On 3 February 2021, the US Supreme Court unanimously upheld Germany’s plea of State immunity. The Court ruled that the exception to immunity for “property taken in violation of international law” under the US Foreign Sovereign Immunities Act of 1976 (FSIA) was limited to takings in violation of the international law of expropriation and did not extend to property taken in violation of international human rights law more generally. In line with the jurisprudence of the International Court of Justice, the US Supreme Court found that international law preserves sovereign immunity for violations of human rights law by public acts.
The Supreme Court also confirmed that the taking the property of a State’s own nationals was not unlawful under the international law of expropriation, thus upholding the so-called “domestic takings rule” in international law, allowing a State to expropriate its own nationals.
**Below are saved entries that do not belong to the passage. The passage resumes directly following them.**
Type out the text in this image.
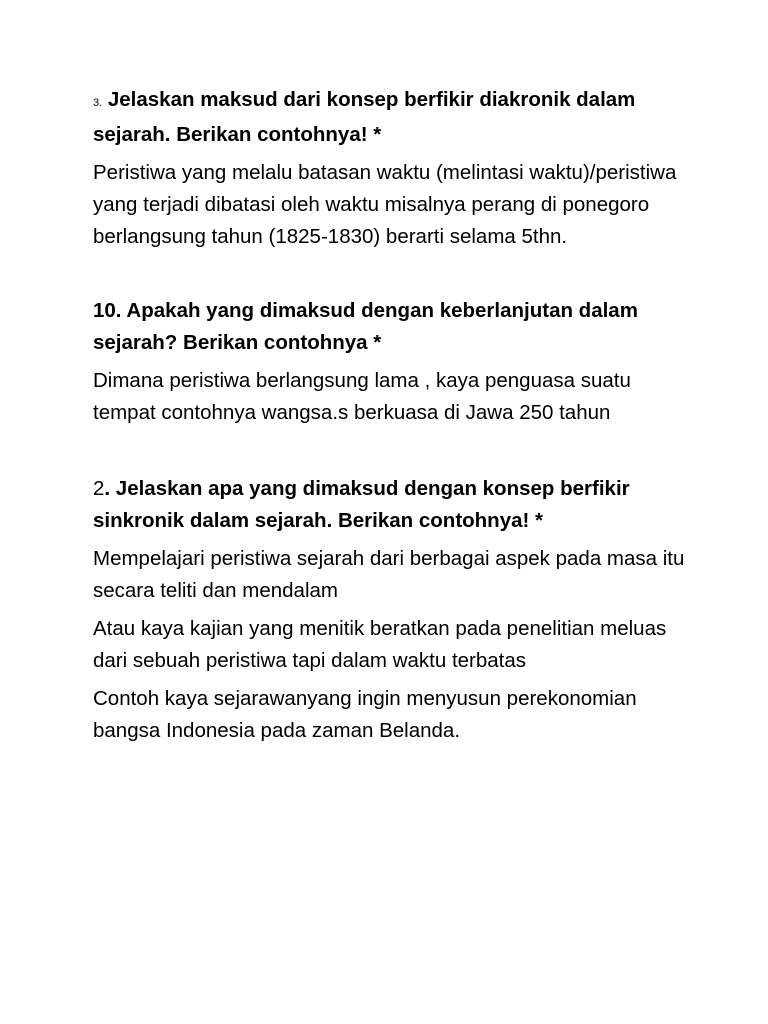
3. Jelaskan maksud dari konsep berfikir diakronik dalam sejarah. Berikan contohnya! *

Peristiwa yang melalu batasan waktu (melintasi waktu)/peristiwa yang terjadi dibatasi oleh waktu misalnya perang di ponegoro berlangsung tahun (1825-1830) berarti selama 5thn.

10. Apakah yang dimaksud dengan keberlanjutan dalam sejarah? Berikan contohnya *

Dimana peristiwa berlangsung lama , kaya penguasa suatu tempat contohnya wangsa.s berkuasa di Jawa 250 tahun

2. Jelaskan apa yang dimaksud dengan konsep berfikir sinkronik dalam sejarah. Berikan contohnya! *

Mempelajari peristiwa sejarah dari berbagai aspek pada masa itu secara teliti dan mendalam

Atau kaya kajian yang menitik beratkan pada penelitian meluas dari sebuah peristiwa tapi dalam waktu terbatas

Contoh kaya sejarawanyang ingin menyusun perekonomian bangsa Indonesia pada zaman Belanda.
The Supreme Court also acknowledged that the expropriation exception to immunity in the FSIA with regard to foreign property was “unique” because it permits the exercise of jurisdiction over some public acts of expropriation and thus goes beyond the restrictive view of immunity in general international law.
The opinion follows the Court’s more restrictive approach to the exercise of extraterritorial jurisdiction by US courts, repeating its statement in Kiobel v Royal Dutch Petroleum Co. that “United States law governs domestically but does not rule the world.”